Le mythe de l’échec conjugal
Au sens le plus communément reçu, Emma symbolise une nouvelle image de la femme « mal mariée » : celle qui se pense comme telle, sans raison caractérisée, et à l’insu même de son partenaire. Charles Bovary n’a aucun soupçon des dégoûts qu’il provoque dans l’esprit de son épouse. L’un et l’autre vivent enfermés dans un monde de valeurs opposés : pour Charles, le bien‑être bourgeois et la vie de famille, la campagne ; pour Emma, le désir de vie mondaine, de passion et d’imprévu, la grande ville. Flaubert donne à voir, à travers les répulsions d’Emma, un nouveau topos : l’incommunicabilité radicale du couple, une incompréhension réciproque d’autant plus frappante qu’elle ne s’exprime par aucune dispute ni aucun conflit déclaré.

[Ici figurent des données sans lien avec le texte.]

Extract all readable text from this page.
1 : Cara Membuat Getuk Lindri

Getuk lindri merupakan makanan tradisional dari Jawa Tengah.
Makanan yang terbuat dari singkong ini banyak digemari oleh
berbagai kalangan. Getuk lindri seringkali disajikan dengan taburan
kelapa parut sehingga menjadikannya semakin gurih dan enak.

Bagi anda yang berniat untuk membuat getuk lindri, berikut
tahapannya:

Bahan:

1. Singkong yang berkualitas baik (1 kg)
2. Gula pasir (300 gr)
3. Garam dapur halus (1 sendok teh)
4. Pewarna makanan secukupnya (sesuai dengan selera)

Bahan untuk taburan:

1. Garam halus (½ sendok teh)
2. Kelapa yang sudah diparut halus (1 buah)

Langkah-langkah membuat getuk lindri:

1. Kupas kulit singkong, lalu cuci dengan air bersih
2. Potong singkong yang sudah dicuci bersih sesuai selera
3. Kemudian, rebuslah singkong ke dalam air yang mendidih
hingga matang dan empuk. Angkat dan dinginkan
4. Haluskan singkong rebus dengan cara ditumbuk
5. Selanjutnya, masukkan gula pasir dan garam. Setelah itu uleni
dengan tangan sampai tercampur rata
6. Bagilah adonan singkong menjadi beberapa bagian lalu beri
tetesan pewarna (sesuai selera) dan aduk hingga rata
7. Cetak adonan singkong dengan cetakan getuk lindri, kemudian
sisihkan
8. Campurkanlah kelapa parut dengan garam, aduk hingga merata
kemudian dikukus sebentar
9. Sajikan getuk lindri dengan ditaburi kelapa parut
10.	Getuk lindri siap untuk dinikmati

Au mythe romantique du mariage d’amour comme accomplissement, le « bovarysme » substitue celui de l’échec conjugal comme fatalité ordinaire :
« Elle se rappela tous ses instincts de luxe, toutes les privations de son âme, les bassesses du mariage, du ménage, ses rêves tombant dans la boue comme des hirondelles blessées, tout ce qu'elle avait désiré, tout ce qu'elle s'était refusé, tout ce qu'elle aurait pu avoir ! et pourquoi ? pourquoi ? »
Mais aux « souillures du mariage », l’infidélité ne fera que substituer « la désillusion de l’adultère ». Les déroutes sentimentales d’Emma et son échec conjugal ne sont peut‑être que les symptômes d’un malaise profond qui vient d’ailleurs.
Désespoir et stéréotypes
Emma souffre d’un véritable désespoir existentiel qui ne paraît motivé que par de vagues aspirations déçues. Élégances, luxe, haute société, inattendu, aventure sentimentale constituent les seuls manques d’une vie par ailleurs équilibrée et confortable. Flaubert est le premier romancier à faire de cette petite tragédie morale l’objet d’une mise en scène littéraire détaillée et à montrer que l’on peut mourir de ne pas jouir du superflu. Mais ces aspirations futiles et ces insatisfactions fatales agissent d’autant plus profondément sur la personnalité d’Emma qu’elles ne lui appartiennent pas en propre : elles expriment la nuisance des stéréotypes qui habitent la langue (poncifs sentimentaux, clichés romantiques, idées reçues bourgeoises, lieux communs littéraires, images toutes faites des keepsakes, etc.) et qui s’imposent à sa faculté de penser le monde, les valeurs, et le sens de sa vie. Par l’habile montage narratif d’une centaine de clichés qui préfigurent le projet du Dictionnaire des idées reçues, Flaubert installe au cœur du bovarysme l’anonymat d’un processus mortel : la vie prise au piège d’une minéralisation du sens. C’est la première fois en littérature qu’un roman met en scène des personnages peu doués intellectuellement et de classe sociale inférieure, assujettis à la toute puissance des stéréotypes. Emma souffre et finit par mourir de ne pouvoir donner forme dans son expérience à des représentations littéraires (les rêves romantiques de sa jeunesse) et à des préjugés sociaux (les fascinations de la petite bourgeoisie provinciale pour l’aristocratie locale et le grand monde de la ville). Le mythe d’Emma est inséparable d’une transcendance tragique — la toute‑puissance des idées reçues — et de sa déconstruction critique.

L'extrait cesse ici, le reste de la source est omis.